Regardless, it’s clear that Trump sees NATO as less an alliance of friends that acts as a significant force multiplier for the US than a transactional arrangement that only has value if he can see the benefit. He’s made it clear on multiple occasions that he cannot.
By the end of the summit, Trump seemingly u-turned, stating that there had been love and “a lot of unity.” Well, there certainly seems to be in the offices of European defence companies. I wonder how long the same will last in the US or Türkiye.
As I said last week, don’t expect European defence resurgence to be immediate. There are a lot of areas where Europe has a technology and production gap: fifth-generation fighters, global logistics chains and ballistic missile defence. The last of which came up at Ankara after Trump said that he’d be giving Ukraine the licensing rights to build their own Patriot missiles.
The Patriot is an excellent system. Europe doesn’t have an equivalent yet (France and Italy are working on one, as are the Ukrainians themselves) and Ukraine needs them yesterday. Ballistic and cruise missiles are the only weapons that Russia has that regularly get through Ukrainian air defence. When Trump made the announcement, many chalked this up as a huge win for Ukraine.
I’d hasten to pour cold water on this. Ukraine needs them now, not in the months or years it will take to get production up and running. There is also the question of how the logistics chain will work. The factories could be set up in Germany, which already has rights to Patriot production. If not, how are all the parts getting to Ukraine? Where will they be assembled? It would also leave production dependent on American intellectual property, sensitive components and political approval.

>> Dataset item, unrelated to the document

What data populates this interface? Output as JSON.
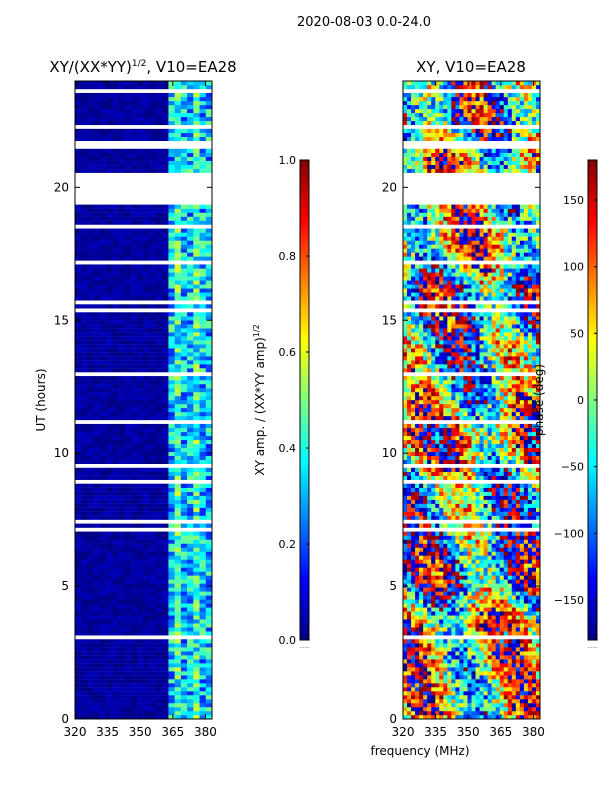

So, is Trump’s Patriot missile announcement a real boon? A meaningless off-the-cuff Trumpism? Or, perhaps, an attempt to keep Europe buying at least one vital system which the US would maintain control over?
That’s the contradiction at the heart of the Ankara summit. NATO announced a larger, faster and more flexible defence industry stretching across the alliance. Europe could use the initiatives NATO announced to strengthen its own manufacturers and reduce its reliance on the United States. The Front Door and NATO Engine may be alliance-wide, but SAFE may influence which companies land the contracts across 18 of the 32 allies. Given the scale of European rearmament, the biggest beneficiaries are likely to be European manufacturers, with American and Turkish firms at risk of finding themselves excluded from SAFE-funded procurements facilitated by the very NATO initiatives signed off in Ankara.
NATO has agreed to re-arm, the next struggle in the alliance may be over who gets to make the weapons. Europe has made the first move, Erdogan’s revolvers are a clear response to that. What the US does about this is currently an open question.